Games can also be a way of seeing.  In fact, we should expect this since video and computer games are primarily a visual medium.  An abnormally frosty morning in North Houston can be transformed for a group of teenage boys just by playing the first notes of the Skyrim theme.  Eyes light up, slack faces crack into a smile, and immediately their imaginations begin to spin.  The chill frost and bleak landscape they were complaining about a minute ago is transformed into a wide world of adventure with a wilderness of dragons.  In my youth, games like Secret of Mana and The Legend of Zelda colored the way I saw my surroundings.  Exploring the woods, or canoeing, or archery were all different because they were the sorts of things the heroes and heroines of those games might do.  Playing A Link to the Past is enough to ensure that you never look at bushes or tree stumps the same way again.  On the other hand, until quite recently the abstract quality of video game art required a well-stocked visual imagination to give it life.  The blocks of color in the original Legend of Zelda or Super Mario Brothers that stood for trees and rivers and mountains had to be transfigured by the imagination of the player to be enjoyed (that process still occurs in contemporary games but improved graphics have made it less pronounced).  This means that based on the stock of images in each player's mind, the game as experienced by the individual player might be significantly different from that of another player.  For me as a Yankee, Link's world had a New England feel, even as the woods of Connecticut and Massachusetts will always have something a bit Hyrulean about them.  Real world and imagined world each influence and enrich each other.

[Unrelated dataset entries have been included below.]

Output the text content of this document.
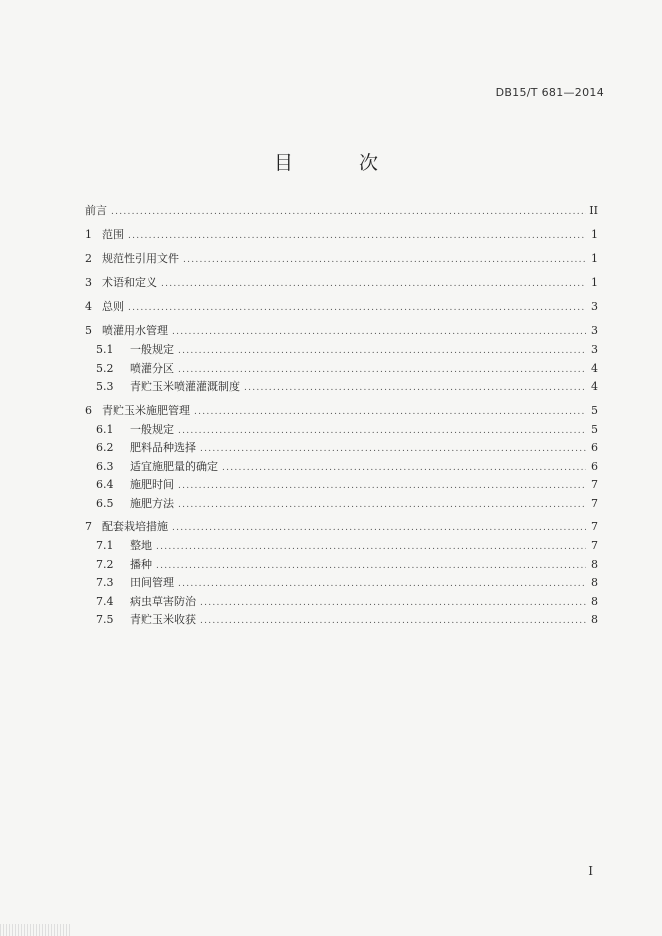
DB15/T 681—2014
目 次
前言 . . .	II
1 范围 . . .	1
2 规范性引用文件 . . .	1
3 术语和定义 . . .	1
4 总则 . . .	3
5 喷灌用水管理 . . .	3
5.1	一般规定 . . .	3
5.2	喷灌分区 . . .	4
5.3	青贮玉米喷灌灌溉制度 . . .	4
6 青贮玉米施肥管理 . . .	5
6.1	一般规定 . . .	5
6.2	肥料品种选择 . . .	6
6.3	适宜施肥量的确定 . . .	6
6.4	施肥时间 . . .	7
6.5	施肥方法 . . .	7
7 配套栽培措施 . . .	7
7.1	整地 . . .	7
7.2	播种 . . .	8
7.3	田间管理 . . .	8
7.4	病虫草害防治 . . .	8
7.5	青贮玉米收获 . . .	8
I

Like Tennyson's Ulysses we are a part of the real and imagined places we have been.  They are our way of seeing the world and circumscribe our personal autonomy just as light circumscribes our sight.  Put another way: places are a part of what makes us who we are.  We usually think of place in terms of geographic location, but the artistic locations of books and video games can have a powerful impact on us as well, both in themselves and in the way they subtly shape our perceptions of the locations where we live and visit.  What are the places real and imagined that have shaped you?  In what ways do they cause you to see the world differently from others?  In what way might the geographic and artistic locations you have visited shape each other?